Non abbiamo inventato nulla, sia chiaro: se restiamo alla stretta attualità, negli Stati Uniti d’America sono messi sicuramente peggio di noi. La società Usa non è stata mai così divisa. Chi ha vissuto l’Italia degli anni 70 – pensando al passato – ricorderà i furibondi dibattiti che dividevano comunisti, democristiani, socialisti, liberali (i missini erano fuori gioco). Nelle memorie di bambino di chi scrive ci sono le immagini di serissimi professionisti pronti a sventolare il libretto rosso di Mao con sincera convinzione. Roba da vergognarsi per tutta un’esistenza…
Nulla di diverso, quindi? Non diremmo, perché le divisioni di un tempo erano figlie di profonde analisi ideologiche, derivavano da convinzioni personali apparentemente granitiche. Ci si credeva, per farla molto breve: al sol dell’avvenire, alla democrazie a rischio, alle ingiustizie sociali, alla guerra imperialista, eccetera. Oggi non si crede più a nulla. Se preferite, si è pronti a credere alle bestialità più inconcepibili. Non è solo questione di fake news, è qualcosa di più sottile e invasivo. Il rifiuto dell’impegno e della fatica necessari a capire.
Pensate agli ultimi otto giorni: i tragici fatti del 7 ottobre e dei giorni seguenti impongono analisi severe, documentate, un equilibrio che rispetti la verità storica e quella fattuale. Se nelle ultime ore abbiamo sentito più volte la necessità di sottolineare lo sconcio della mattanza dei civili israeliani è perché taluni la vorrebbero dimenticata, edulcorata, negata, mascherata. Approfittando di un pubblico che non sa e si fida di fonti totalmente screditate o semplicemente improponibili.
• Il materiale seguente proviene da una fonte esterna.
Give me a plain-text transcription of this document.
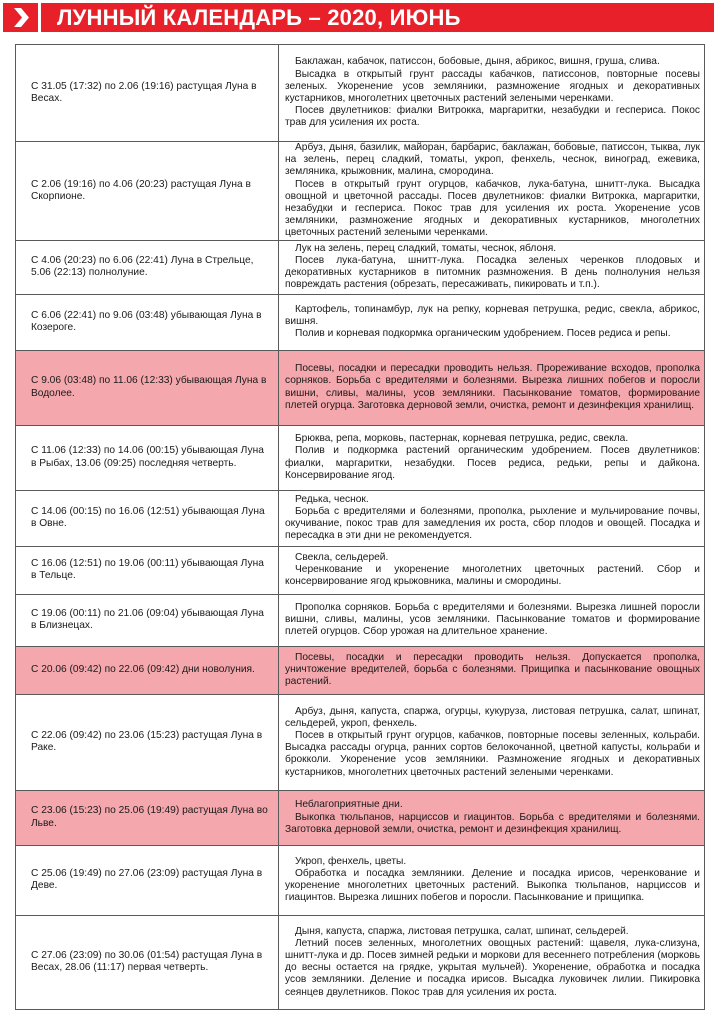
ЛУННЫЙ КАЛЕНДАРЬ – 2020, ИЮНЬ
С 31.05 (17:32) по 2.06 (19:16) растущая Луна в Весах.	Баклажан, кабачок, патиссон, бобовые, дыня, абрикос, вишня, груша, слива.
Высадка в открытый грунт рассады кабачков, патиссонов, повторные посевы зеленых. Укоренение усов земляники, размножение ягодных и декоративных кустарников, многолетних цветочных растений зелеными черенками.
Посев двулетников: фиалки Витрокка, маргаритки, незабудки и гесперисa. Покос трав для усиления их роста.

С 2.06 (19:16) по 4.06 (20:23) растущая Луна в Скорпионе.	Арбуз, дыня, базилик, майоран, барбарис, баклажан, бобовые, патиссон, тыква, лук на зелень, перец сладкий, томаты, укроп, фенхель, чеснок, виноград, ежевика, земляника, крыжовник, малина, смородина.
Посев в открытый грунт огурцов, кабачков, лука-батуна, шнитт-лука. Высадка овощной и цветочной рассады. Посев двулетников: фиалки Витрокка, маргаритки, незабудки и гесперисa. Покос трав для усиления их роста. Укоренение усов земляники, размножение ягодных и декоративных кустарников, многолетних цветочных растений зелеными черенками.

С 4.06 (20:23) по 6.06 (22:41) Луна в Стрельце, 5.06 (22:13) полнолуние.	Лук на зелень, перец сладкий, томаты, чеснок, яблоня.
Посев лука-батуна, шнитт-лука. Посадка зеленых черенков плодовых и декоративных кустарников в питомник размножения. В день полнолуния нельзя повреждать растения (обрезать, пересаживать, пикировать и т.п.).

С 6.06 (22:41) по 9.06 (03:48) убывающая Луна в Козероге.	Картофель, топинамбур, лук на репку, корневая петрушка, редис, свекла, абрикос, вишня.
Полив и корневая подкормка органическим удобрением. Посев редиса и репы.

С 9.06 (03:48) по 11.06 (12:33) убывающая Луна в Водолее.	Посевы, посадки и пересадки проводить нельзя. Прореживание всходов, прополка сорняков. Борьба с вредителями и болезнями. Вырезка лишних побегов и поросли вишни, сливы, малины, усов земляники. Пасынкование томатов, формирование плетей огурца. Заготовка дерновой земли, очистка, ремонт и дезинфекция хранилищ.

С 11.06 (12:33) по 14.06 (00:15) убывающая Луна в Рыбах, 13.06 (09:25) последняя четверть.	Брюква, репа, морковь, пастернак, корневая петрушка, редис, свекла.
Полив и подкормка растений органическим удобрением. Посев двулетников: фиалки, маргаритки, незабудки. Посев редиса, редьки, репы и дайкона. Консервирование ягод.

С 14.06 (00:15) по 16.06 (12:51) убывающая Луна в Овне.	Редька, чеснок.
Борьба с вредителями и болезнями, прополка, рыхление и мульчирование почвы, окучивание, покос трав для замедления их роста, сбор плодов и овощей. Посадка и пересадка в эти дни не рекомендуется.

С 16.06 (12:51) по 19.06 (00:11) убывающая Луна в Тельце.	Свекла, сельдерей.
Черенкование и укоренение многолетних цветочных растений. Сбор и консервирование ягод крыжовника, малины и смородины.

С 19.06 (00:11) по 21.06 (09:04) убывающая Луна в Близнецах.	Прополка сорняков. Борьба с вредителями и болезнями. Вырезка лишней поросли вишни, сливы, малины, усов земляники. Пасынкование томатов и формирование плетей огурцов. Сбор урожая на длительное хранение.

С 20.06 (09:42) по 22.06 (09:42) дни новолуния.	Посевы, посадки и пересадки проводить нельзя. Допускается прополка, уничтожение вредителей, борьба с болезнями. Прищипка и пасынкование овощных растений.

С 22.06 (09:42) по 23.06 (15:23) растущая Луна в Раке.	Арбуз, дыня, капуста, спаржа, огурцы, кукуруза, листовая петрушка, салат, шпинат, сельдерей, укроп, фенхель.
Посев в открытый грунт огурцов, кабачков, повторные посевы зеленных, кольраби. Высадка рассады огурца, ранних сортов белокочанной, цветной капусты, кольраби и брокколи. Укоренение усов земляники. Размножение ягодных и декоративных кустарников, многолетних цветочных растений зелеными черенками.

С 23.06 (15:23) по 25.06 (19:49) растущая Луна во Льве.	Неблагоприятные дни.
Выкопка тюльпанов, нарциссов и гиацинтов. Борьба с вредителями и болезнями. Заготовка дерновой земли, очистка, ремонт и дезинфекция хранилищ.

С 25.06 (19:49) по 27.06 (23:09) растущая Луна в Деве.	Укроп, фенхель, цветы.
Обработка и посадка земляники. Деление и посадка ирисов, черенкование и укоренение многолетних цветочных растений. Выкопка тюльпанов, нарциссов и гиацинтов. Вырезка лишних побегов и поросли. Пасынкование и прищипка.

С 27.06 (23:09) по 30.06 (01:54) растущая Луна в Весах, 28.06 (11:17) первая четверть.	Дыня, капуста, спаржа, листовая петрушка, салат, шпинат, сельдерей.
Летний посев зеленных, многолетних овощных растений: щавеля, лука-слизуна, шнитт-лука и др. Посев зимней редьки и моркови для весеннего потребления (морковь до весны остается на грядке, укрытая мульчей). Укоренение, обработка и посадка усов земляники. Деление и посадка ирисов. Высадка луковичек лилии. Пикировка сеянцев двулетников. Покос трав для усиления их роста.
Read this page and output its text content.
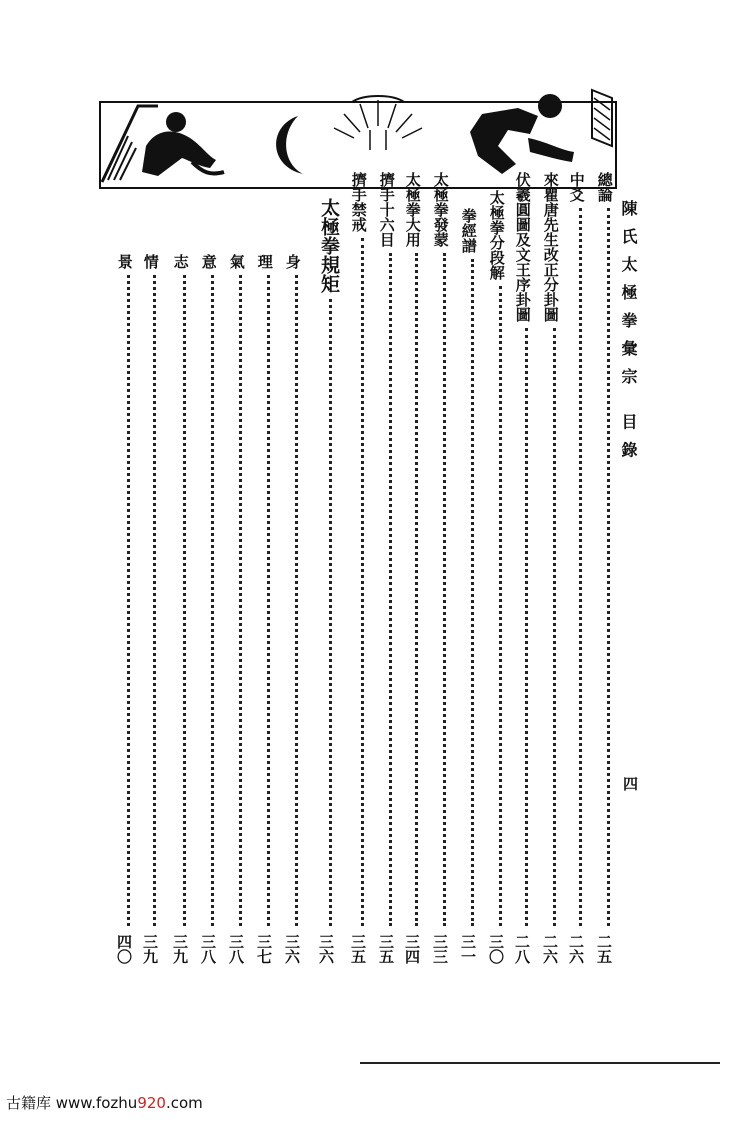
陳氏太極拳彙宗 目錄
四
總論
二五
中爻
二六
來瞿唐先生改正分卦圖
二六
伏羲圓圖及文王序卦圖
二八
太極拳分段解
三〇
拳經譜
三一
太極拳發蒙
三三
太極拳大用
三四
擠手十六目
三五
擠手禁戒
三五
太極拳規矩
三六
身
三六
理
三七
氣
三八
意
三八
志
三九
情
三九
景
四〇
古籍库 www.fozhu920.com
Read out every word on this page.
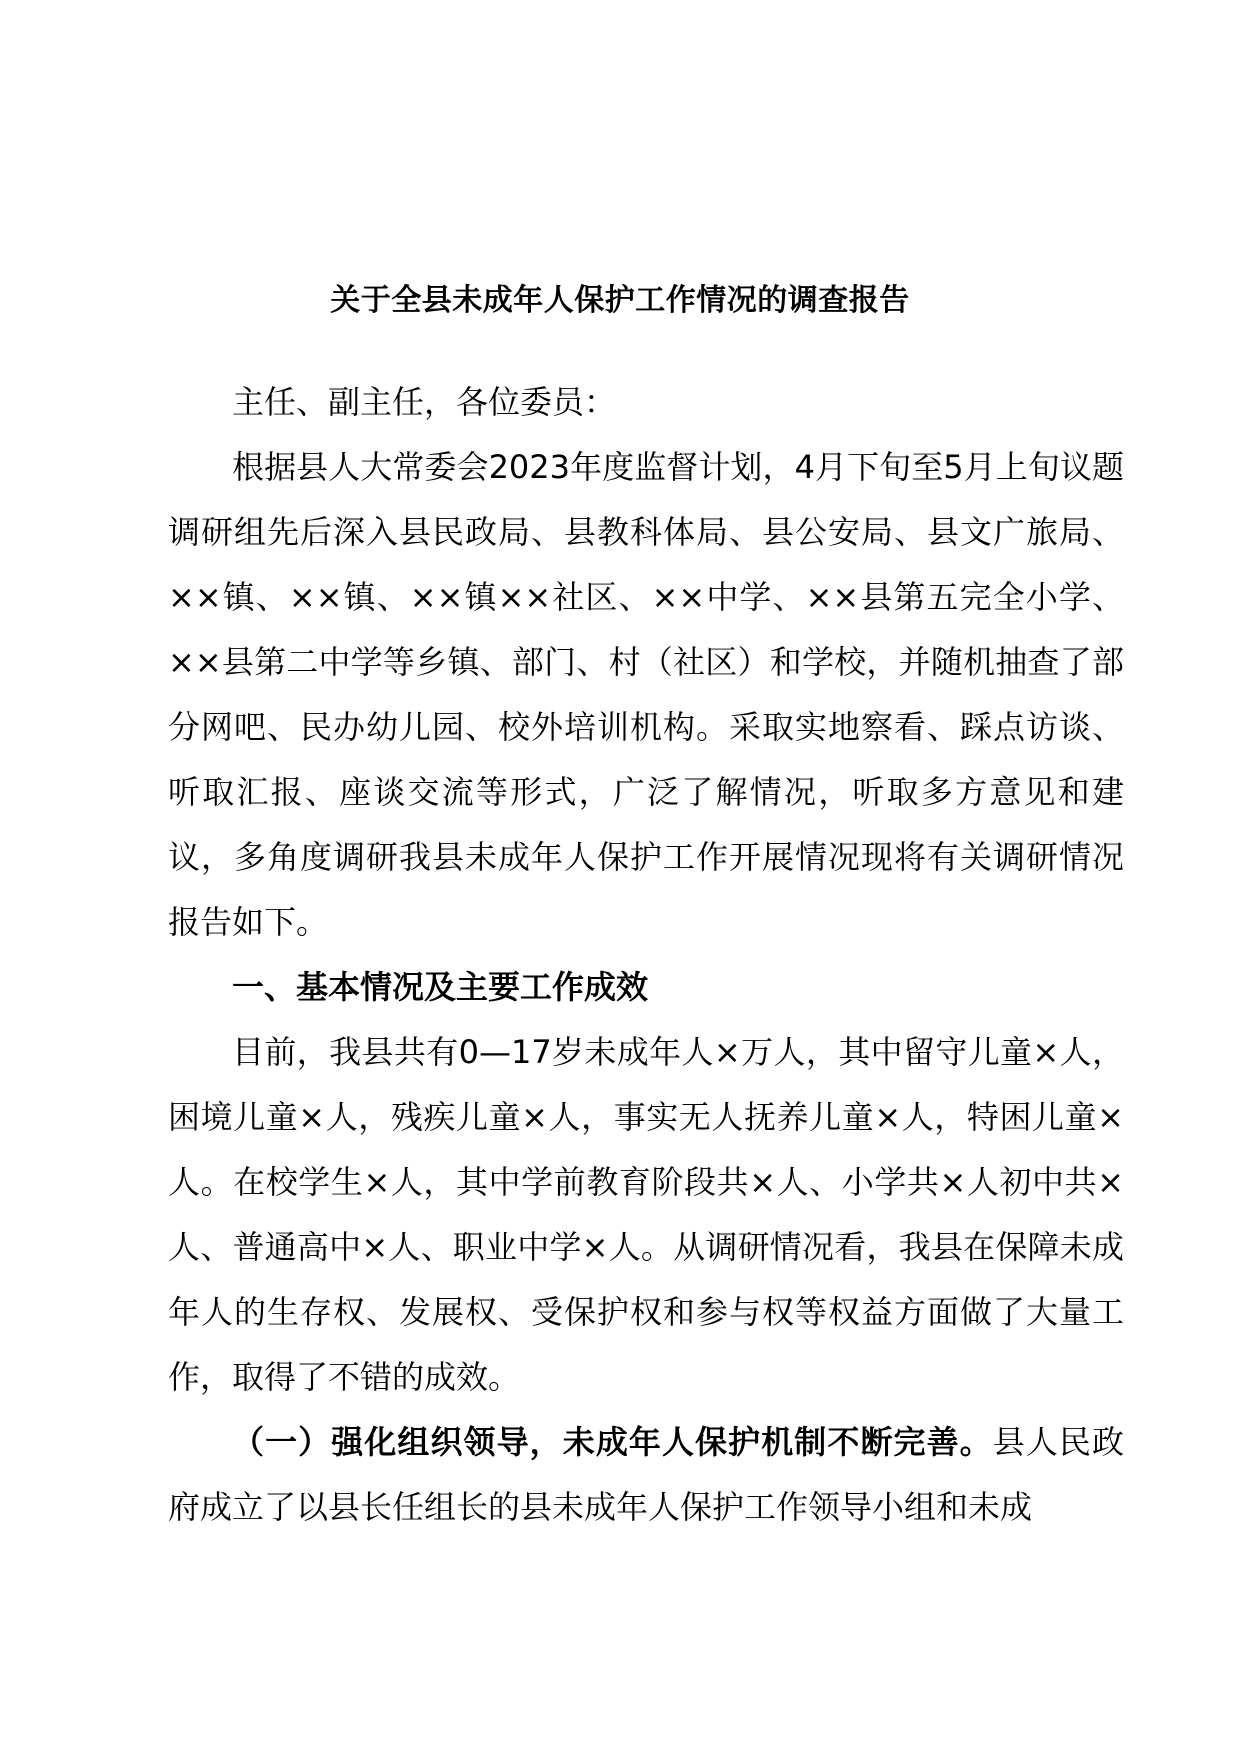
关于全县未成年人保护工作情况的调查报告

主任、副主任，各位委员：

根据县人大常委会2023年度监督计划，4月下旬至5月上旬议题调研组先后深入县民政局、县教科体局、县公安局、县文广旅局、××镇、××镇、××镇××社区、××中学、××县第五完全小学、××县第二中学等乡镇、部门、村（社区）和学校，并随机抽查了部分网吧、民办幼儿园、校外培训机构。采取实地察看、踩点访谈、听取汇报、座谈交流等形式，广泛了解情况，听取多方意见和建议，多角度调研我县未成年人保护工作开展情况现将有关调研情况报告如下。

一、基本情况及主要工作成效

目前，我县共有0—17岁未成年人×万人，其中留守儿童×人，困境儿童×人，残疾儿童×人，事实无人抚养儿童×人，特困儿童×人。在校学生×人，其中学前教育阶段共×人、小学共×人初中共×人、普通高中×人、职业中学×人。从调研情况看，我县在保障未成年人的生存权、发展权、受保护权和参与权等权益方面做了大量工作，取得了不错的成效。

（一）强化组织领导，未成年人保护机制不断完善。县人民政府成立了以县长任组长的县未成年人保护工作领导小组和未成
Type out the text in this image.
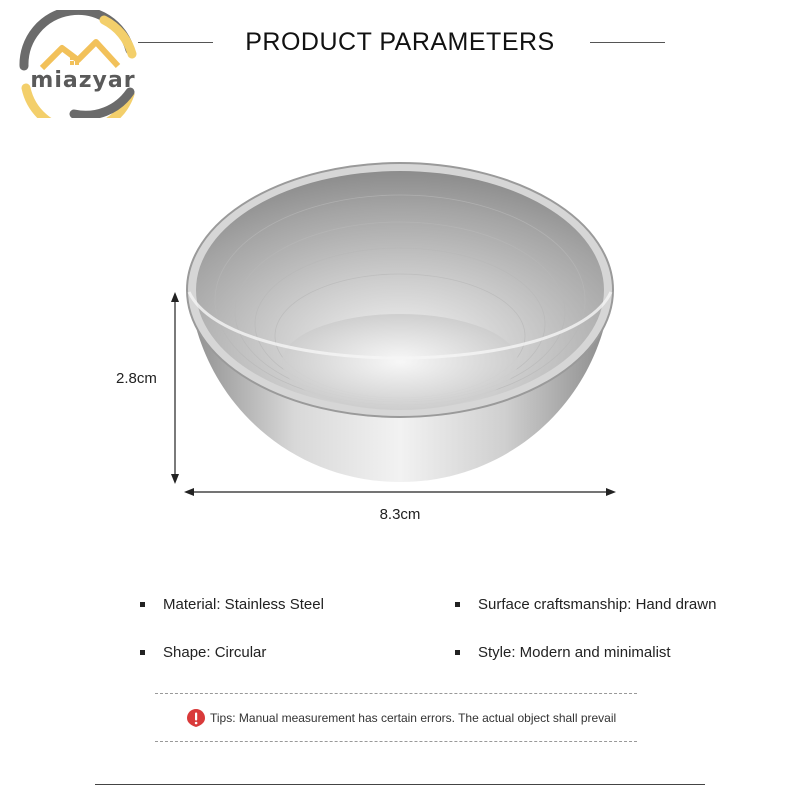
miazyar
PRODUCT PARAMETERS
2.8cm
8.3cm
Material: Stainless Steel	Surface craftsmanship: Hand drawn
Shape: Circular	Style: Modern and minimalist
Tips: Manual measurement has certain errors. The actual object shall prevail
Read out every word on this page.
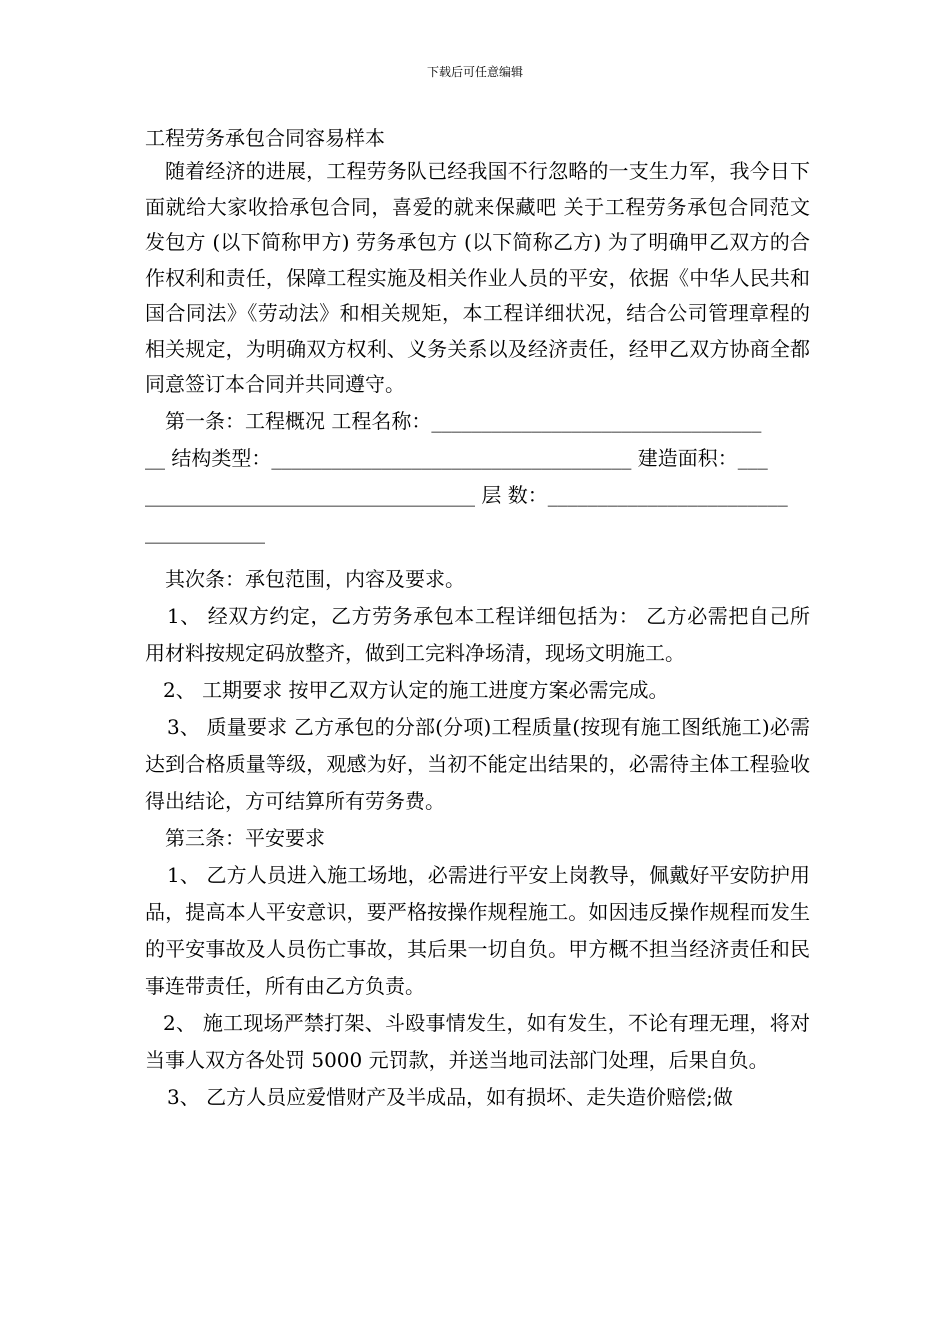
下载后可任意编辑

工程劳务承包合同容易样本

随着经济的进展，工程劳务队已经我国不行忽略的一支生力军，我今日下面就给大家收拾承包合同，喜爱的就来保藏吧 关于工程劳务承包合同范文 发包方 (以下简称甲方) 劳务承包方 (以下简称乙方) 为了明确甲乙双方的合作权利和责任，保障工程实施及相关作业人员的平安，依据《中华人民共和国合同法》《劳动法》和相关规矩，本工程详细状况，结合公司管理章程的相关规定，为明确双方权利、义务关系以及经济责任，经甲乙双方协商全都同意签订本合同并共同遵守。

第一条：工程概况 工程名称：_________________________________

__ 结构类型：____________________________________ 建造面积：___

_________________________________ 层 数：________________________

____________

其次条：承包范围，内容及要求。

1、 经双方约定，乙方劳务承包本工程详细包括为： 乙方必需把自己所用材料按规定码放整齐，做到工完料净场清，现场文明施工。

2、 工期要求 按甲乙双方认定的施工进度方案必需完成。

3、 质量要求 乙方承包的分部(分项)工程质量(按现有施工图纸施工)必需达到合格质量等级，观感为好，当初不能定出结果的，必需待主体工程验收得出结论，方可结算所有劳务费。

第三条：平安要求

1、 乙方人员进入施工场地，必需进行平安上岗教导，佩戴好平安防护用品，提高本人平安意识，要严格按操作规程施工。如因违反操作规程而发生的平安事故及人员伤亡事故，其后果一切自负。甲方概不担当经济责任和民事连带责任，所有由乙方负责。

2、 施工现场严禁打架、斗殴事情发生，如有发生，不论有理无理，将对当事人双方各处罚 5000 元罚款，并送当地司法部门处理，后果自负。

3、 乙方人员应爱惜财产及半成品，如有损坏、走失造价赔偿;做
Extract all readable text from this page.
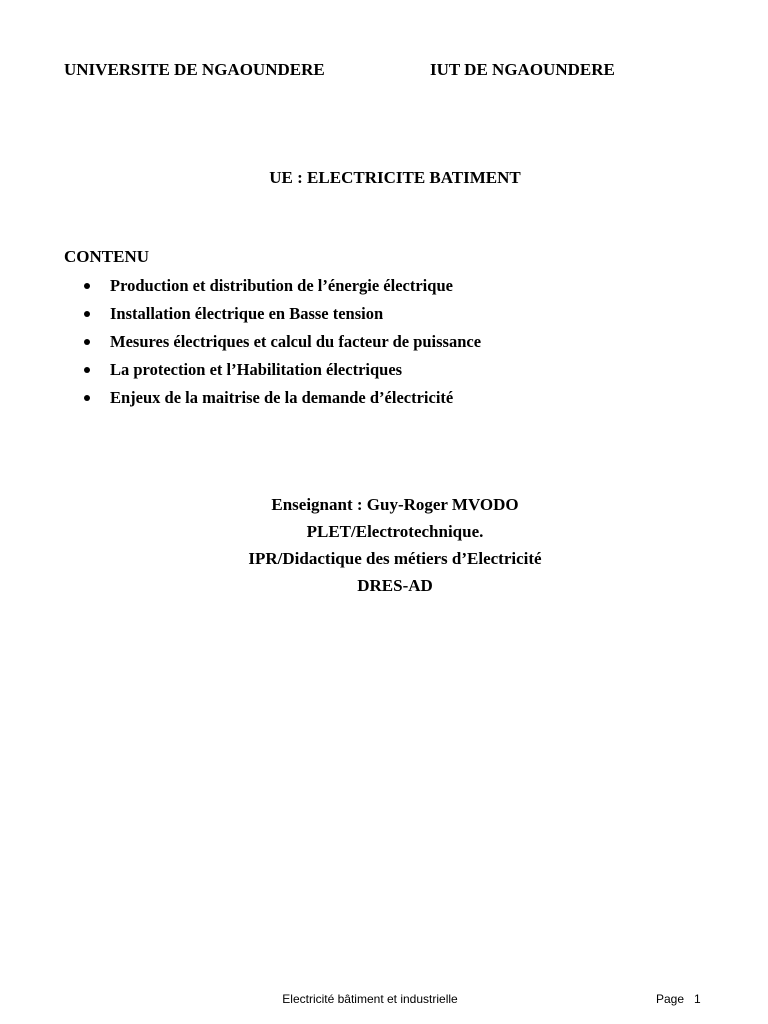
UNIVERSITE DE NGAOUNDERE	IUT DE NGAOUNDERE
UE : ELECTRICITE BATIMENT
CONTENU
Production et distribution de l’énergie électrique
Installation électrique en Basse tension
Mesures électriques et calcul du facteur de puissance
La protection et l’Habilitation électriques
Enjeux de la maitrise de la demande d’électricité
Enseignant : Guy-Roger MVODO
PLET/Electrotechnique.
IPR/Didactique des métiers d’Electricité
DRES-AD
Electricité bâtiment et industrielle	Page 1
Pur di scegliere la risposta facile a problemi di una complessità tale da angosciare per decenni alcune fra le menti più fini del pianeta. Davanti ai massacri di Hamas, invece, fioriscono i Soloni dell’ultimo secondo, quelli che ti vogliono spiegare il conflitto arabo-israeliano con mezzo tweet o una battuta sprezzante. Chi si affanna – noi fra questi – a sottolineare la necessità di comprendere, valutare e soppesare le diverse posizioni e ruoli dei protagonisti di questa settimana orribile, passa per mistificatore. Per abbindolatore del “popolo“.
Ai tempi delle ideologie e dei dibattiti sul libretto rosso, sarebbero stati accompagnati alla porta anche nell’ultima delle assemblee di periferia. Non sarebbe stato dato alcun ascolto a un simile spettacolo di superficialità, che oggi tracima dai social e da fior di canali televisivi. Eccola una drammatica differenza da tempi per i quali non proviamo alcuna nostalgia. Eppure, fra errori ed esagerazioni, tanti son venuti fuori sviluppando una coscienza e una sensibilità che oggi sembrano lunari. Una realtà di fatto che non fa presagire nulla di buono.